Oregon PSR's Peace Program works to educate on the public health impacts of America's epidemic of gun violence. We advocate for gun violence legislation in Oregon that is protective of our communities.
The American Medical Association has declared that gun violence in the United States is a public health crisis. From 2010 to 2014, over 2,000 people in Oregon died from firearms injuries, with suicide accounting for the majority of these deaths. Black males between the age of 15-35 are disproportionately likely to be killed by firearms, and black lives constitute about a quarter of lives lost to police shootings. The prescription for this crisis is clear: police accountability and gun violence prevention laws are needed to save Oregonian lives from this public health emergency.
Oregon PSR Board members and staff testify for gun safety laws at the Oregon Legislature in 2017.

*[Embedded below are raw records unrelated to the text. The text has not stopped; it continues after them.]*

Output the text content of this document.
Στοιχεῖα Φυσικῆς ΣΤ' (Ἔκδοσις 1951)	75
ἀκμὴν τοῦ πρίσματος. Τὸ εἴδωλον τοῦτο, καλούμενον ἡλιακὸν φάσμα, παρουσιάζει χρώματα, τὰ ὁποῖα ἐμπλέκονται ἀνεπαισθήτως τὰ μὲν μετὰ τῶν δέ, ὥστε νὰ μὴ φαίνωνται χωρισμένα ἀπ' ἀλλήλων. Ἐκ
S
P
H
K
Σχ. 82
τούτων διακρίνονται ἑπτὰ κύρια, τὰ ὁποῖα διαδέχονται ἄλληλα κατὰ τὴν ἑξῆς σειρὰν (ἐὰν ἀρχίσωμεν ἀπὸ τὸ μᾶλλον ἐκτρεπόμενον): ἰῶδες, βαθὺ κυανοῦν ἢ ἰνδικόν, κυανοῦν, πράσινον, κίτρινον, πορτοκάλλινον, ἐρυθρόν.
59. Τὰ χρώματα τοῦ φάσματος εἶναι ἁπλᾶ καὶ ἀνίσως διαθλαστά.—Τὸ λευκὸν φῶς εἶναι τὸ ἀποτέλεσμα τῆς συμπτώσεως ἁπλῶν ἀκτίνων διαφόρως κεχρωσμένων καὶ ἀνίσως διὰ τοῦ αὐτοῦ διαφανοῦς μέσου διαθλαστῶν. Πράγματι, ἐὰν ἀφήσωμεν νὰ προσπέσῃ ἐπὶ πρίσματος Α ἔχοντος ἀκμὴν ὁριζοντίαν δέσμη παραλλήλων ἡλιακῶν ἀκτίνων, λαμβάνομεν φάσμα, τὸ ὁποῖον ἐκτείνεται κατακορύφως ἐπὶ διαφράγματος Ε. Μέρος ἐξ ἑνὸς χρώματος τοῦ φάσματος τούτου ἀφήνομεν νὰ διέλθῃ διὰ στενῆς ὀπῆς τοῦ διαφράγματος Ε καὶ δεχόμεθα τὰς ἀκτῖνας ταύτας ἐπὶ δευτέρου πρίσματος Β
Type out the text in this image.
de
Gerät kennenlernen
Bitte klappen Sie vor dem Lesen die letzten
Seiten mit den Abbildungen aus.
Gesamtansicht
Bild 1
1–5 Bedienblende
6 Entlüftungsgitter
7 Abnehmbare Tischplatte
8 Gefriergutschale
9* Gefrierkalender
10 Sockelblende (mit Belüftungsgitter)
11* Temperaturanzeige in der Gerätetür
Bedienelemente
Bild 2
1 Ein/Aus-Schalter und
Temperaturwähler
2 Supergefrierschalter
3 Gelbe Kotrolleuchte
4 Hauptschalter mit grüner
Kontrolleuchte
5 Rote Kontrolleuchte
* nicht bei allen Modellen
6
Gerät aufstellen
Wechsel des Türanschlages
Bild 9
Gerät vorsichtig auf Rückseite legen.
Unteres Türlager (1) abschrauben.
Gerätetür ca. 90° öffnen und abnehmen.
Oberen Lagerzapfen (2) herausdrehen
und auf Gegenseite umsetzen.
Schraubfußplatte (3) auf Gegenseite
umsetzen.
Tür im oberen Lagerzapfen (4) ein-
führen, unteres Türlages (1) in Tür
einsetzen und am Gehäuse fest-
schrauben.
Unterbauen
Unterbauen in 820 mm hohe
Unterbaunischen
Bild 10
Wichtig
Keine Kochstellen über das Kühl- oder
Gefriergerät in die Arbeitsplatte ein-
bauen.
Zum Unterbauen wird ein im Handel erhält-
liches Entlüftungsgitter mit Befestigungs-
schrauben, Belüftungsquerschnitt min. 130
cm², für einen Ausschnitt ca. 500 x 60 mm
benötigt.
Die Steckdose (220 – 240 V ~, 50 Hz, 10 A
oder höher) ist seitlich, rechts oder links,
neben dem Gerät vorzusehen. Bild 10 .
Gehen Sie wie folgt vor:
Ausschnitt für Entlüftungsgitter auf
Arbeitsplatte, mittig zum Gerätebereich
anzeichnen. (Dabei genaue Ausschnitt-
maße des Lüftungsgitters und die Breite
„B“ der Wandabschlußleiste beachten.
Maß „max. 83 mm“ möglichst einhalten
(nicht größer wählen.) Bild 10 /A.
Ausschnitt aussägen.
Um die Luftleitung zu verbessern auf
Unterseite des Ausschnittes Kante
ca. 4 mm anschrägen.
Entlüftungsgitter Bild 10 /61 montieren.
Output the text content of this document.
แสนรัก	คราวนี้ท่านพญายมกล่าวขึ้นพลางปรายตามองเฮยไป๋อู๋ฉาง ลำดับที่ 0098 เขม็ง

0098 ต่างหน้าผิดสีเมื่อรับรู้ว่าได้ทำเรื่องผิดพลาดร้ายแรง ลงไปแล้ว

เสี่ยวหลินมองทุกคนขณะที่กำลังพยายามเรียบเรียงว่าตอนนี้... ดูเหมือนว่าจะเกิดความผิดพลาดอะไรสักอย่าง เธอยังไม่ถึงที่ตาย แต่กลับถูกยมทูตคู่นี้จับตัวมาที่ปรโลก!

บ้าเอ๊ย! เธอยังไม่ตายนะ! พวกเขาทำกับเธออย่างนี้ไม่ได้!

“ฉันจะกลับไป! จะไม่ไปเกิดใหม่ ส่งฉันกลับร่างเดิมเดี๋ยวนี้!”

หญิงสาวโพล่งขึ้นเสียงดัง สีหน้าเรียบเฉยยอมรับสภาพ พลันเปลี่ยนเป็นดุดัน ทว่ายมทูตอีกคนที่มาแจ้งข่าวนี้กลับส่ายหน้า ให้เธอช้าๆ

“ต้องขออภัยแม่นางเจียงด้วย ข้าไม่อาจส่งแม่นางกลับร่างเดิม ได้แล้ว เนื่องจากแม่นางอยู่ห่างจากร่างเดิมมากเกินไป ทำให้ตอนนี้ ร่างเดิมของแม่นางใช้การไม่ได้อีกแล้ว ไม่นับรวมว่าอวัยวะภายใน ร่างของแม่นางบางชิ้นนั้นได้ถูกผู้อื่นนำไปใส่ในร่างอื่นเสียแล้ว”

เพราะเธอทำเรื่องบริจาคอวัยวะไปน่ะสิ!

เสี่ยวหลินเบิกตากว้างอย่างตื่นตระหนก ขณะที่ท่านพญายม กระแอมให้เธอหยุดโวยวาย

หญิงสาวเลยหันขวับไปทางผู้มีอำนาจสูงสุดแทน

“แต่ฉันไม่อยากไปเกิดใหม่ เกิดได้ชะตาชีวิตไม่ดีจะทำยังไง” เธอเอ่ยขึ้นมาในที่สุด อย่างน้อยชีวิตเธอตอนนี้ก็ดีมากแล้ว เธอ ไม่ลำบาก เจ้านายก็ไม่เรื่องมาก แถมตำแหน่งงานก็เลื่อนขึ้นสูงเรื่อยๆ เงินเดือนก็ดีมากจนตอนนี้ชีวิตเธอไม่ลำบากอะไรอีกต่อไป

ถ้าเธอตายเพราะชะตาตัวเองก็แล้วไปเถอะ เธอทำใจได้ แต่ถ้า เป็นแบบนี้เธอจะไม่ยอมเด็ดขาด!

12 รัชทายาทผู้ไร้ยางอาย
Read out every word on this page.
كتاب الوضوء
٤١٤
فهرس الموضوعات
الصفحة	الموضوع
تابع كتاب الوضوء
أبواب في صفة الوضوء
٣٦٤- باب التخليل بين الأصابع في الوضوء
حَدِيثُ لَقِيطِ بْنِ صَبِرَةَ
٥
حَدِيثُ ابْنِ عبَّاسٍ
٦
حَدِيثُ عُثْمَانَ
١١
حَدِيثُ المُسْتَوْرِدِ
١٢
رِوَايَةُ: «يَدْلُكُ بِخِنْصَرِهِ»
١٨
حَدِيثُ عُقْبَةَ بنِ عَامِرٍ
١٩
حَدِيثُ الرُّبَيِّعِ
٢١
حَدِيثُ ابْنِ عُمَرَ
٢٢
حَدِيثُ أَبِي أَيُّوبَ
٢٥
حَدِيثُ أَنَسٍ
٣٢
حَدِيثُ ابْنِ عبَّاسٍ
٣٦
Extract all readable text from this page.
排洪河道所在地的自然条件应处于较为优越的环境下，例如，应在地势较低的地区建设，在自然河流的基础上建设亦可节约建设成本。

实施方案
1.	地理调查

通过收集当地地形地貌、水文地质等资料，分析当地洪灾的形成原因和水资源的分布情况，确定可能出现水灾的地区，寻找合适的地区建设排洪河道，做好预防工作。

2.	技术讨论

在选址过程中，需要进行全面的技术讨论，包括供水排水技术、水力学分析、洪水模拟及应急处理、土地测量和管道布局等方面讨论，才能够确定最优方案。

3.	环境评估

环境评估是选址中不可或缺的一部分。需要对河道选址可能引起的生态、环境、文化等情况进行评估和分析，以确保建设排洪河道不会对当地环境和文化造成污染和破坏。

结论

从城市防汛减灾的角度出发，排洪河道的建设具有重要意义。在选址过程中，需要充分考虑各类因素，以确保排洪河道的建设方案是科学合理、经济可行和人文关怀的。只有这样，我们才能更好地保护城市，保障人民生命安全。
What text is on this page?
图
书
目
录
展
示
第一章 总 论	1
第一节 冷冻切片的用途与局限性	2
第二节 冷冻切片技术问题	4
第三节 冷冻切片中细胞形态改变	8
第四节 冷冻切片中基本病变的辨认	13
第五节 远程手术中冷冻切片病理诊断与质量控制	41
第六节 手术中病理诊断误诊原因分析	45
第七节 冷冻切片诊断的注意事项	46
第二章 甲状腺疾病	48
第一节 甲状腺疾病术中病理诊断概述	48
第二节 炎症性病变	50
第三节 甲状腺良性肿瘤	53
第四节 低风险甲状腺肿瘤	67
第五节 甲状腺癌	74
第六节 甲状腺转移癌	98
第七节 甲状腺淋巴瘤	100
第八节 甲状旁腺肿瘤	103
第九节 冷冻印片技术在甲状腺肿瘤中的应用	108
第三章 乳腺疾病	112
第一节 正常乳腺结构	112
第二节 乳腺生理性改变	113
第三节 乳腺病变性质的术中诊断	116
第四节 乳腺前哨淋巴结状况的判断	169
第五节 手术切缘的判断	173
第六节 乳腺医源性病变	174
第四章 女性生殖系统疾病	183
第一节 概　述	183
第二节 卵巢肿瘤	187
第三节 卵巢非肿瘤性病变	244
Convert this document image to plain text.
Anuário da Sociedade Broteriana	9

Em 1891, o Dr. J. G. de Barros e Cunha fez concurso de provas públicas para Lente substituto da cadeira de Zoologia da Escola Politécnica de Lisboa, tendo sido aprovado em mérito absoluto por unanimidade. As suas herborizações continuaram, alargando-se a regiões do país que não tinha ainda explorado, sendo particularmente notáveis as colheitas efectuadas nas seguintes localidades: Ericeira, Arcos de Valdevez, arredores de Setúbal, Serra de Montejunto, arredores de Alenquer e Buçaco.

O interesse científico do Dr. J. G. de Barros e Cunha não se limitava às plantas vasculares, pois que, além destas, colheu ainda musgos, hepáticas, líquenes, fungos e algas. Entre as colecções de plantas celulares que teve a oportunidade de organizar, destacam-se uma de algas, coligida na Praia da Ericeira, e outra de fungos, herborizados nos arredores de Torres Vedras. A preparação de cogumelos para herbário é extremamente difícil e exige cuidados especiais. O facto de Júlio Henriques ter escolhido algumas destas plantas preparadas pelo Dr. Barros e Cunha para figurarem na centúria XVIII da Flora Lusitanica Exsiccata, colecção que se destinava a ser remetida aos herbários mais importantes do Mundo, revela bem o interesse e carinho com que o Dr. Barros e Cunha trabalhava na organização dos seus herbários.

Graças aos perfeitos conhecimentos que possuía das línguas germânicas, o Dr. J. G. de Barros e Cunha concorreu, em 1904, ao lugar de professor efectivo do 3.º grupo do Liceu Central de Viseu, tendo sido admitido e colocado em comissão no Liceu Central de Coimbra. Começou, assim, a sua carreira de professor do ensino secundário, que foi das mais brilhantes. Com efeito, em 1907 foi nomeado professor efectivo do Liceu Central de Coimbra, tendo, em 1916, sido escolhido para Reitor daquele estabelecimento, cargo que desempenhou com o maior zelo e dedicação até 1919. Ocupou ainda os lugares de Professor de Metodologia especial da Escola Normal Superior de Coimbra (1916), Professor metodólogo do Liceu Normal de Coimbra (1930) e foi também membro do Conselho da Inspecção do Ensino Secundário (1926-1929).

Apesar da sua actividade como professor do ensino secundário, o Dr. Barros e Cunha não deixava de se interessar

Left to right: Damon Motz-Storey (staff), Dr. Andy Harris, Elaine McKenzie, RN, MPH, Kelly Campbell (Executive Director)
We sit on the Oregon Health & Science University's Gun Violence as a Public Health Issue Advisory Committee, a broad coalition of health advocates searching for community solutions to gun violence. In 2017, we received over 150 submissions to our Greenfield Peace Writing Scholarship on the subject of solving the public health crisis of gun violence. In that same year, Oregon PSR health professionals helped to pass a bill in the state legislature establishing an Extreme Risk Protection Order, which is like a restraining order on gun ownership for persons in crisis.
Oregon PSR acknowledges that gun violence, like so many public health crises, disproportionately impacts people of color and is most effectively tackled by strong, tight-knit communities of resilience coming together to discern best solutions.
High school student winners and their families pose with Oregon PSR staff, the keynote speaker, and judges of the 2017 Greenfield Peace Writing Scholarship. The prompt of the scholarship was "How would you solve the public health crisis of gun violence?"